气氛看似缓和,但我感觉自己像是被剥光了衣服,扔在雪地里,浑身发冷。

叙旧的话说完,办公室里陷入了长久的沉默。

王主任给我续上茶,然后,他的表情突然变得无比严肃。

他死死地盯着我的眼睛,像是在审视我的灵魂。



他一字一顿地开口,每一个字,都像一颗子弹,射进我的脑子里。

“老李,你和你妻子莲娜……一起生活了二十二年。”他说,“你,真的知道她是谁吗?”我的大脑,在那一瞬间,变成了一片空白。

我感觉整个世界都安静了,只能听到自己心脏疯狂擂鼓的声音。

我张了张嘴,却发不出任何声音。

我看着王主任,那个曾经和我一起在猫耳洞里啃过压缩饼干的老领导,他的脸在我的视线里变得模糊,扭曲。

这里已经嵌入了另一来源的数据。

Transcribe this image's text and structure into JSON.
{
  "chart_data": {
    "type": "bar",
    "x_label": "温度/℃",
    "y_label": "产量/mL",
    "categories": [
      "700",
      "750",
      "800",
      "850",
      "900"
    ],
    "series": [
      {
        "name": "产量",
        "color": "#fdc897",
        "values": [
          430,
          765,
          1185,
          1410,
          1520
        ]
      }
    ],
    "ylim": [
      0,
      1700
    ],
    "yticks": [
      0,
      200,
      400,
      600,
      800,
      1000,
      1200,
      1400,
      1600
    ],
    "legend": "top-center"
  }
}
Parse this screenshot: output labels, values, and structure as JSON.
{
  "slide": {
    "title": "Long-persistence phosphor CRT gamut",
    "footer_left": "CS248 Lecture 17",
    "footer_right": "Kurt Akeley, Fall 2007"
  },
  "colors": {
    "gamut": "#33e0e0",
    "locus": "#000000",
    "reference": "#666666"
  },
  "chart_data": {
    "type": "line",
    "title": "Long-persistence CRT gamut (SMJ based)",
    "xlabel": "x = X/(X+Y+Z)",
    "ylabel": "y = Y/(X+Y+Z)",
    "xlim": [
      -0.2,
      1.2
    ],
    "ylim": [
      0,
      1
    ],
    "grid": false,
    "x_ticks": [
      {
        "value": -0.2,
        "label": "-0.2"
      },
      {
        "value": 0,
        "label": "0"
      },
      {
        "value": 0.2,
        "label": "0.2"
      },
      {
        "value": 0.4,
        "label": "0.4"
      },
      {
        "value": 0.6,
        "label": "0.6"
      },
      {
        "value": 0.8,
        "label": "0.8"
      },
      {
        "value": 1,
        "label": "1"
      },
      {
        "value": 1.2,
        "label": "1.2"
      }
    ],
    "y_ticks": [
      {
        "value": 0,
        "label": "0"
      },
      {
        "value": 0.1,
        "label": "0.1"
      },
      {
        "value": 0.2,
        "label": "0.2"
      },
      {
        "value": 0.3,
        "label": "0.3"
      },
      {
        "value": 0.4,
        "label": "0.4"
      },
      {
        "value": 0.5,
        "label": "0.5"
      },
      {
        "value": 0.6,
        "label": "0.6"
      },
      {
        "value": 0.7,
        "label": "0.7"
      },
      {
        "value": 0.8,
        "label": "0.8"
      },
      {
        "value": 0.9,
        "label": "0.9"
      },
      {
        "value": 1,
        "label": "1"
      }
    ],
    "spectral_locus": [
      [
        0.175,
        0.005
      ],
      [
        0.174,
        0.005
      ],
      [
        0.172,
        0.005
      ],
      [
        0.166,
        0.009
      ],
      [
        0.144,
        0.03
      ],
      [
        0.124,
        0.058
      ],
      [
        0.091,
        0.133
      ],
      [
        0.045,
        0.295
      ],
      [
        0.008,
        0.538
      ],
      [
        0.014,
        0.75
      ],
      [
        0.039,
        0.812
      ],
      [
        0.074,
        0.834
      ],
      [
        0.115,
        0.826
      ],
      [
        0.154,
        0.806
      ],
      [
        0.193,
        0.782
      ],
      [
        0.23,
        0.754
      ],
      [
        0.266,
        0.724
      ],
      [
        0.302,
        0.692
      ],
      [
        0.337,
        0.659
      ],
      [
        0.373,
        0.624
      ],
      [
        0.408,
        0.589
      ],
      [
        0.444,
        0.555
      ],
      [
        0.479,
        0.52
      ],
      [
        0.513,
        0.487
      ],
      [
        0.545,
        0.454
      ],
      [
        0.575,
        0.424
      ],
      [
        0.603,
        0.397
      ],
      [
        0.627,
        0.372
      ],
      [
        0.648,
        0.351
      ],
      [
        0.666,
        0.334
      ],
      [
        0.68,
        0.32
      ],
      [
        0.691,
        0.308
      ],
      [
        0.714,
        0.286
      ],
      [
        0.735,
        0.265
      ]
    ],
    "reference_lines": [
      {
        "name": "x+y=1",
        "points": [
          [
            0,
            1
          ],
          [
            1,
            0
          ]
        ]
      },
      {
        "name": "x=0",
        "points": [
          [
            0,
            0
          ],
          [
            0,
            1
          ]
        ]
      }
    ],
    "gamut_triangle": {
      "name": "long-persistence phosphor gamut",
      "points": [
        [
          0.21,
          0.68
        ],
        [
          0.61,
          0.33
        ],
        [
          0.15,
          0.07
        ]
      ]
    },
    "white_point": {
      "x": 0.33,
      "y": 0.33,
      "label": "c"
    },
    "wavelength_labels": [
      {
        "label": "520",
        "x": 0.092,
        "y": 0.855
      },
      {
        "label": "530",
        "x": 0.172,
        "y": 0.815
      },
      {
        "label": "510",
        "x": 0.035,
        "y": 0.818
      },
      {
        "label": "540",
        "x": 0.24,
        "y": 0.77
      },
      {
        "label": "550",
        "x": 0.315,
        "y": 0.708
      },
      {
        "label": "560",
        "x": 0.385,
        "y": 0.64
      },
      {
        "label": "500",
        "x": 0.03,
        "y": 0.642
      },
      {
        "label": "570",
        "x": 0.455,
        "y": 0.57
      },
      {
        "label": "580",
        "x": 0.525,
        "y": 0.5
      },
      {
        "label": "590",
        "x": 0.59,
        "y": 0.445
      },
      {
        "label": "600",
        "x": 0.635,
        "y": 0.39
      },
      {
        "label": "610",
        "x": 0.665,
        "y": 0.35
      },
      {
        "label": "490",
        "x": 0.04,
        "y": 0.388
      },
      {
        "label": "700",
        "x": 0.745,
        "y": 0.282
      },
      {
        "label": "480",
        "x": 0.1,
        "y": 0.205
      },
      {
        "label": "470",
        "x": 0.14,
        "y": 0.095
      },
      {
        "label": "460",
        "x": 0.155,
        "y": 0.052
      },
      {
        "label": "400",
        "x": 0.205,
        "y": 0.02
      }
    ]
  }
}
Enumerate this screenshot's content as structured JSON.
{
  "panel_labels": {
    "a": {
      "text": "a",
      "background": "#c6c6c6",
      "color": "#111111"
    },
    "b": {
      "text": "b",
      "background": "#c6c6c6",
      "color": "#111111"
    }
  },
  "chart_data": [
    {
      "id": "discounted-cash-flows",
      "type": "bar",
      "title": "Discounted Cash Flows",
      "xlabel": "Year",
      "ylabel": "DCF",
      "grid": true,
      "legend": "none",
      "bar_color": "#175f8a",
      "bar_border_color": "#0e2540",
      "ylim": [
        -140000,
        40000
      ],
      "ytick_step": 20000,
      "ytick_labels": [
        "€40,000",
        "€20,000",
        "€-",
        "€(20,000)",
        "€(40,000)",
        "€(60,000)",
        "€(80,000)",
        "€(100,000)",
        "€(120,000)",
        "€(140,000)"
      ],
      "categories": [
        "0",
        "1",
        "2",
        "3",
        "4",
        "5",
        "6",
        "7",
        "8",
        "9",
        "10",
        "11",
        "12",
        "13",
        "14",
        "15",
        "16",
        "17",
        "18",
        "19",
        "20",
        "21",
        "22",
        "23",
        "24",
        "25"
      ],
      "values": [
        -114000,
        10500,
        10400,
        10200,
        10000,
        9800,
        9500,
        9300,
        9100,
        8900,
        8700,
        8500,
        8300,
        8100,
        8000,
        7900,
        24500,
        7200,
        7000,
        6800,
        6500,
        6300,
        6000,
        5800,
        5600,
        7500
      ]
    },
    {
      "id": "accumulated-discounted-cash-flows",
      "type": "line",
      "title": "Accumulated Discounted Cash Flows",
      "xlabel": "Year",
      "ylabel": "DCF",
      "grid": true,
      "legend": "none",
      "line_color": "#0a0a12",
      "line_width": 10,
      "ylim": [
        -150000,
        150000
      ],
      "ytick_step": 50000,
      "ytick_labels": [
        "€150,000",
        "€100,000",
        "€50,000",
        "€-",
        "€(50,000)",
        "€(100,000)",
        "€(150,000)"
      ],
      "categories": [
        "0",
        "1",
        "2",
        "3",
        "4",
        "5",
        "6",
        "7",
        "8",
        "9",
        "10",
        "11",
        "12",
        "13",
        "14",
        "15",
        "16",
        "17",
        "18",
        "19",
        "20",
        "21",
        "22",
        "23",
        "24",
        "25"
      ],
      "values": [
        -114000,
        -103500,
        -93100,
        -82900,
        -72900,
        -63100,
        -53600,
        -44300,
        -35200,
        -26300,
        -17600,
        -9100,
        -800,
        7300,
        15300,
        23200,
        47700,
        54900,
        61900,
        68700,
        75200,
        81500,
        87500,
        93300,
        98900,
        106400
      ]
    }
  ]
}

王主任没有等我回答,他从一个上了锁的抽屉里,拿出了一份牛皮纸袋装着的,已经泛黄的档案。

档案袋上,盖着几个鲜红的,我看不懂,但能感觉到其分量的印章。

他把档案推到我面前。

“你自己看吧。”他的声音里,带着一丝疲惫和不忍。

我的手抖得像秋风里的落叶,我几乎是用尽了全身的力气,才打开那个档案袋。